中国で毎日のように失脚する汚職幹部のニュースを見ると、開いた口がふさがらないことが多い。その汚職の規模が半端ではないからだ。
周永康・元政治局常務委員は900億元(約1兆7000億円)、令計画・元党中央統一戦線部長は837億元(約1兆5800億円)、徐才厚・元中央軍事委員会副主席は現金1トン、谷俊山・元中国人民解放軍総後勤部副部長は200億元(約3800億円)を蓄財したという。徐才厚氏の現金はあまりに大量で数えられず、重さを量るしかなかった。
最初はこうした金額が中国でありがちな誇張かと思った。しかし、下っ端の官僚でも数百億ウォン(数十億円)を集めるのが中国の現実だ。昨年11月に河北省秦皇島市の水道担当公務員が逮捕されたケースでは、自宅から現金1億2000万元(約22億6000万円)、金塊37キログラム、不動産68棟の権利書類が発見された。高級官僚はトラ、下っ端官僚はハエにしばしば例えられるが、この公務員は「トラ級のハエ」と呼ばれた。
中国は専制王朝が崩壊後、ほどなくして共産党による独裁時代を迎えた。党が王朝に取って代わった。民主主義を経験しなかったため、権力に対する民主的なけん制の基盤が弱かった。
そうした状況では、少々権力があれば、いわゆる権力による横暴がはびこる。周永康氏は石油業界最大手で総資産2兆4000億元(約45兆3000億円)の中国石油(ペトロチャイナ)を自在に操った。徐才厚氏は230万人の人民解放軍を相手に「階級」をえさに商売をした。けん制されない権力による蓄財は最も容易なことだった。薄煕来・元重慶市党委書記の妻、谷開来氏が同業者の英国人実業家を毒殺したことも力による横暴だった。
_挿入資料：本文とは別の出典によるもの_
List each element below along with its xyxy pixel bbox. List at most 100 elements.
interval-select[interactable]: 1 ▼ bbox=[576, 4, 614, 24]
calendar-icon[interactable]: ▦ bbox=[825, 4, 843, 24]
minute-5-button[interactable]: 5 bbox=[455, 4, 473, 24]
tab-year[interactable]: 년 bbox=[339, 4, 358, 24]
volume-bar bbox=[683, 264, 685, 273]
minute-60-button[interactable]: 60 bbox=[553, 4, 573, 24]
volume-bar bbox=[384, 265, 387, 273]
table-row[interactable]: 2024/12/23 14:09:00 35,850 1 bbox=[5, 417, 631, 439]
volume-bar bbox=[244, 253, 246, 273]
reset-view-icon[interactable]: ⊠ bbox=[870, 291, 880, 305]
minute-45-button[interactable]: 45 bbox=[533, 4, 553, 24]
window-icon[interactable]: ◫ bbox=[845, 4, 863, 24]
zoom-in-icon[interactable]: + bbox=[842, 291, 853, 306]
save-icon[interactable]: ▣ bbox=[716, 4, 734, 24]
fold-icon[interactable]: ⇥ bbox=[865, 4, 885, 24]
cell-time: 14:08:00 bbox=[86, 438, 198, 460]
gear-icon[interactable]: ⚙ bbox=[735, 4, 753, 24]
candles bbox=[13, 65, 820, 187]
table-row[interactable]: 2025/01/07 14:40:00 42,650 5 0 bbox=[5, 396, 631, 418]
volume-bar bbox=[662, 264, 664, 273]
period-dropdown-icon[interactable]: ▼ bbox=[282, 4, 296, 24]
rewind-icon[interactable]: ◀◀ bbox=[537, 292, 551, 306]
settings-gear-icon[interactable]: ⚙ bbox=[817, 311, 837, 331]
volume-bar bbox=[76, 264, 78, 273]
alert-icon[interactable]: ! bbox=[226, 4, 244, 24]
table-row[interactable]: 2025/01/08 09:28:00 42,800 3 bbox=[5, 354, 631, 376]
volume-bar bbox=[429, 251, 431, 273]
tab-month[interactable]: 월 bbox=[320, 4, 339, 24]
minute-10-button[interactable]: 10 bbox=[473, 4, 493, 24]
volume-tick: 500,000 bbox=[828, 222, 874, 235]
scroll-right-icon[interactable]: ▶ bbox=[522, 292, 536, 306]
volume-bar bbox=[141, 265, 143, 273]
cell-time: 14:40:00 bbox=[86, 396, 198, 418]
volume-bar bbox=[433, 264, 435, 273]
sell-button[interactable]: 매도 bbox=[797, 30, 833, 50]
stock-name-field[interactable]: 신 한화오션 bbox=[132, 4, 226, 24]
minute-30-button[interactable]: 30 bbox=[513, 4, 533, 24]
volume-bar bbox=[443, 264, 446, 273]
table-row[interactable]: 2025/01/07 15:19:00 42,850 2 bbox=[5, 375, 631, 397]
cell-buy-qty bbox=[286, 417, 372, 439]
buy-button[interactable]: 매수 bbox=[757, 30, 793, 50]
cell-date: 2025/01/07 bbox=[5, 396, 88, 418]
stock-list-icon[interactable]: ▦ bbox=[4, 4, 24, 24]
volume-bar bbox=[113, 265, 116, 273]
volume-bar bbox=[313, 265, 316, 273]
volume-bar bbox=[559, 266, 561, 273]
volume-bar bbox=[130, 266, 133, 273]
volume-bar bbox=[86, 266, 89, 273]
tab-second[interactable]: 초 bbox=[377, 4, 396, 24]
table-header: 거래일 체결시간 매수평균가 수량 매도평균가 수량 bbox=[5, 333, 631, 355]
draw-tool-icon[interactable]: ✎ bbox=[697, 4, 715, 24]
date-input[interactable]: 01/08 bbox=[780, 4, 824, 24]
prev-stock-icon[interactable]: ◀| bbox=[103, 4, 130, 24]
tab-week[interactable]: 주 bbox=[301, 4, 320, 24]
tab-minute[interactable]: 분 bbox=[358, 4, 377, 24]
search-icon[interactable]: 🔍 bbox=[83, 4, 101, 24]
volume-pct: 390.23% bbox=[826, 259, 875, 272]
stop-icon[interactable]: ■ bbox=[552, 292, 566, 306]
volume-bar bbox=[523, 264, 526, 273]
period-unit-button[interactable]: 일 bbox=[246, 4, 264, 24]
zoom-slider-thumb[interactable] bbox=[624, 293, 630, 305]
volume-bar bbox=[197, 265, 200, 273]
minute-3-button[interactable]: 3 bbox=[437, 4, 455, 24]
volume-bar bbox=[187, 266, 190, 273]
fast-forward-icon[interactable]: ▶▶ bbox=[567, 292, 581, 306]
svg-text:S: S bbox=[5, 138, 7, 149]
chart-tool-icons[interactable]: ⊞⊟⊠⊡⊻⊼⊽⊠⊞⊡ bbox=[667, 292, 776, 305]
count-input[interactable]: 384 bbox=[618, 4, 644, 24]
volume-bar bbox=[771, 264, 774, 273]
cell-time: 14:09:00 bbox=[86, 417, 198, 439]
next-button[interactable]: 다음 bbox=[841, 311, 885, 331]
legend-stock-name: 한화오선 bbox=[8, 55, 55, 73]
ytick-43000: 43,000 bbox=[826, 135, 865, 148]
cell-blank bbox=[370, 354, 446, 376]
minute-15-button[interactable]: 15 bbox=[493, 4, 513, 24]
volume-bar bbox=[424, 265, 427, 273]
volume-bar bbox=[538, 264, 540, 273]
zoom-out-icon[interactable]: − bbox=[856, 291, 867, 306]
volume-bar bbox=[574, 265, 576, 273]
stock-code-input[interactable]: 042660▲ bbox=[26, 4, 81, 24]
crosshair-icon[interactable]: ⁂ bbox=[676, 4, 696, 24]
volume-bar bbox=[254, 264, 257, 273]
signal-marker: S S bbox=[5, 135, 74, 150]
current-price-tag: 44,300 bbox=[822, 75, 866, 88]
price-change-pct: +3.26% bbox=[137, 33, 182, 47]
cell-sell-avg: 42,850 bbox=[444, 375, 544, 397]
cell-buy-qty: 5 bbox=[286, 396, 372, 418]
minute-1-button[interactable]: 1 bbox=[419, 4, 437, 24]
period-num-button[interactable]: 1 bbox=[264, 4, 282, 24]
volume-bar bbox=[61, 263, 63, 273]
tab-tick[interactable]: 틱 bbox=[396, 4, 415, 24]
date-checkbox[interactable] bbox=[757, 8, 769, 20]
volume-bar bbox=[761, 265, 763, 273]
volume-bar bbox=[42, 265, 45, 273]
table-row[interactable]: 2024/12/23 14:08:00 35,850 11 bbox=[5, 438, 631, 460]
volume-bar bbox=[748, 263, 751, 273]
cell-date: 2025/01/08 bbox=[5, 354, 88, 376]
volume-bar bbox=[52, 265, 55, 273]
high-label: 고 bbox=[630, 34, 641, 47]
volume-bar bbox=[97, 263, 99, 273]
大多数の中国人はそうした横暴に憤る。しかし、組織的な抵抗をしようとは夢にも思わない。共産党の監視と統制を恐れるためだ。横暴を告発する言論の自由もない。むしろ上下、主従関係に順応するほうがましだと考える傾向がある。権力者に頭を下げることを「秩序」と呼ぶ中国人にも出会った。
中国人の心に深く根を下ろした主従の概念は国際関係にも当てはめることができそうだ。共産党機関紙の人民日報は昨年11月、北京で開かれたアジア太平洋経済協力会議(APEC)首脳会議を「万邦来朝」と表現した。唐の時代のように全ての周辺国が朝貢に訪れたという意味だ。
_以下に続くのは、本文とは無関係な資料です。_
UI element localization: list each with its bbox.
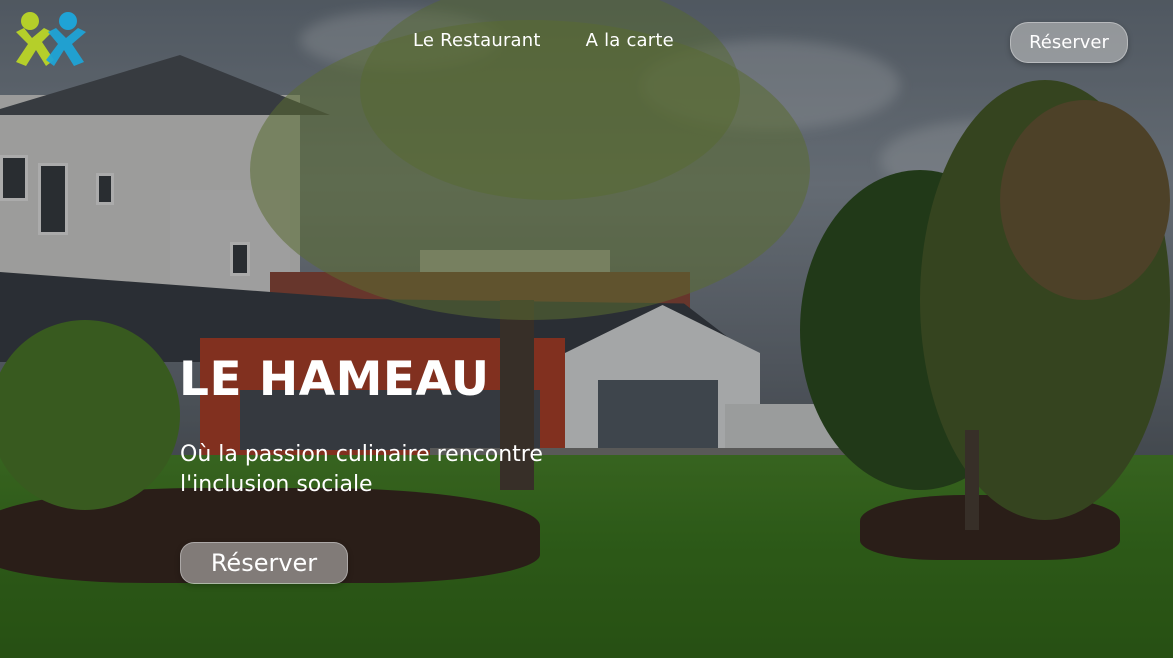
hero-background-image	[0, 0, 1173, 658]
hero-subtitle-line1: Où la passion culinaire rencontre	[180, 442, 543, 467]
nav-link-le-restaurant[interactable]: Le Restaurant	[413, 30, 541, 51]
hero-reserve-button[interactable]: Réserver	[180, 542, 348, 584]
hero-title: LE HAMEAU	[179, 352, 490, 407]
hero-subtitle: Où la passion culinaire rencontre l'incl…	[180, 440, 610, 500]
header-reserve-button[interactable]: Réserver	[1010, 22, 1128, 63]
nav-link-a-la-carte[interactable]: A la carte	[586, 30, 674, 51]
brand-logo[interactable]	[14, 10, 88, 68]
people-logo-icon	[16, 12, 86, 66]
hero-subtitle-line2: l'inclusion sociale	[180, 472, 373, 497]
main-nav: Le Restaurant A la carte	[413, 30, 674, 51]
先ごろ、韓中政府関係者による定期交流会合で、中国側関係者が韓国側関係者に「朝貢外交時代はアジアは平和だった」という趣旨の発言を行ったという。習近平国家主席は今月初め、原油価格暴落で財政難に陥っている中南米の産油国の当局者を北京に集め、巨額を融資することで、「ホームグラウンド外交」を宣言した。
中国は既に国際舞台で権力側に立ったと考えているようだ。トウ小平氏の「韜光養晦(とうこうようかい=才能や野心を隠し、力を蓄える処世術)」は既に過去の言葉になった。中国が米国に代わる覇権国になる日、中国の横暴にさいなまれるかと思うと恐ろしい。